If your life were centuries long and you could visit anywhere in the cosmos, where would you go, what would you do? What would culture be like? I Want the Stars deals with the existential crisis of finding purpose in a universe that is fully attainable, at your fingertips to be plucked. But humans still have a lot to learn, and finding common ground with other species can be difficult, if not impossible. Will the humans reach a new level of understanding, and can they get along with foreign species long enough to find out?
I Want the Stars is a science fiction novel by Tom Purdom, first published as an Ace Double in 1964 and rereleased by Journey Press in 2020.

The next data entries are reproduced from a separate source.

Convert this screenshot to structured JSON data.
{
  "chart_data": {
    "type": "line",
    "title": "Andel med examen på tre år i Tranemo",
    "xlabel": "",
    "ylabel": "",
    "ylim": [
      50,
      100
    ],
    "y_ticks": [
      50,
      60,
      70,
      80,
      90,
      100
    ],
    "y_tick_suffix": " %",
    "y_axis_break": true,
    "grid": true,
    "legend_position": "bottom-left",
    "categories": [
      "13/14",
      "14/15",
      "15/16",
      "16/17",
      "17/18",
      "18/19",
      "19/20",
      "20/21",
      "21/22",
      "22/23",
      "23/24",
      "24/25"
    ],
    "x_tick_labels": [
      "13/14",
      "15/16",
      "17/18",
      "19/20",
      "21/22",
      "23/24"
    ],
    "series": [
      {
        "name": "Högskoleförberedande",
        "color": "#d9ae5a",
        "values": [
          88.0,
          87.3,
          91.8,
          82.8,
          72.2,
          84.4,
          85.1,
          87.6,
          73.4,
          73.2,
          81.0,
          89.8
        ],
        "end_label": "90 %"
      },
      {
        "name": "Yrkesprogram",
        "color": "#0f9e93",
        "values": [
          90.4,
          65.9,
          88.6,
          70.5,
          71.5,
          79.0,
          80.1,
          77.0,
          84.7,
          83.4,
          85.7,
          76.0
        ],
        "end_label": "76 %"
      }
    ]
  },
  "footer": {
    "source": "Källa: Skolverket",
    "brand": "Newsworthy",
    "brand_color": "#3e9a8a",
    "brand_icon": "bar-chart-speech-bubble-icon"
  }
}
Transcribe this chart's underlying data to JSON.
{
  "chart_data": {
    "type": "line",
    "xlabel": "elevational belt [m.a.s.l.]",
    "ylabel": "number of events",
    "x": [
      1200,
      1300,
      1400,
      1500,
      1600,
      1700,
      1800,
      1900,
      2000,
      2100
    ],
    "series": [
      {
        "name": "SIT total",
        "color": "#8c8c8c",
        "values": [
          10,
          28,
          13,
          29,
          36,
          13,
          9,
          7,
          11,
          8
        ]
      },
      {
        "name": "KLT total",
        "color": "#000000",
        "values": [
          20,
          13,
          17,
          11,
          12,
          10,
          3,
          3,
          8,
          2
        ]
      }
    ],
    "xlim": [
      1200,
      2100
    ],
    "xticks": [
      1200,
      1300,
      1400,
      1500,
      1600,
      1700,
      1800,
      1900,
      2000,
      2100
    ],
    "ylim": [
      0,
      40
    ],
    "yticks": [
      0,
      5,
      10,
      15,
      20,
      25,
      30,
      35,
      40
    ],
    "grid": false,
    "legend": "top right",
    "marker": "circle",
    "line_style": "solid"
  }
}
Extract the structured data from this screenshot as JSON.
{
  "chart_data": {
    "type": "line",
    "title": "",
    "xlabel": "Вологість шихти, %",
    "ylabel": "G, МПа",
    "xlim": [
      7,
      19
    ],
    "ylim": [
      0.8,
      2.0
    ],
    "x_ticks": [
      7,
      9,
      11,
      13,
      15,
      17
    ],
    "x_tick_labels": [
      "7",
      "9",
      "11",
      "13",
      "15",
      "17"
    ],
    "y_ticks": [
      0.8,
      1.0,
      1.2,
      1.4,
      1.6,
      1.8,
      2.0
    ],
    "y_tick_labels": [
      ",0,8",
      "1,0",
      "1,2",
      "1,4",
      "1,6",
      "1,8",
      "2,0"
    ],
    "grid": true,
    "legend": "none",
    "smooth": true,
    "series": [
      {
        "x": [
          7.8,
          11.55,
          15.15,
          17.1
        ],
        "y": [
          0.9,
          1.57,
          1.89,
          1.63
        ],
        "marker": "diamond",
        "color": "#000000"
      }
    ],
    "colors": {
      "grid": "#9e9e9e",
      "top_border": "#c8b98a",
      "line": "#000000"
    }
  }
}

A group of “young” people have everything at their fingertips but grow bored and decide to explore uncharted areas of the universe. The make contact with a telepathic alien species and are caused to panic under the emotional stress of what true telepathy entails. From there they visit the planet of the Borg, an ancient and all-knowing species that welcomes all aliens and wants to share their knowledge and help to advance other species through series of lessons geared towards each respective species. Miscommunication abounds and not all varieties of aliens are capable of getting along.
Praise and critiques:
I’m always a sucker for alien species, and this book contains many. The various cultures and ways of life depicted in I Want the Stars deliver in the ways I appreciate when it comes to all of these intriguing alien species. I particularly enjoyed the way in which telepathy is handled, as something that would be too overwhelming for most. The adventure and action scenes are fast paced and fun, making this book a quick read. While I enjoyed the majority of the book I found the ending slightly disappointing, as it only brushed over what I had considered to be the main mystery delivered in the beginning of the book. Despite the ending falling slightly short for me I did love how I Want the Stars delves into the decadence of the future, something I don’t see enough of in science fiction, not in the crass Moorcock vein, but rather pursuing the psychological shifts that occur do to abundance and total access to the cosmos.
Fans of unique aliens and adventure stories with depth will enjoy this book.
4 of 5, a great book but the ending lacked somewhat.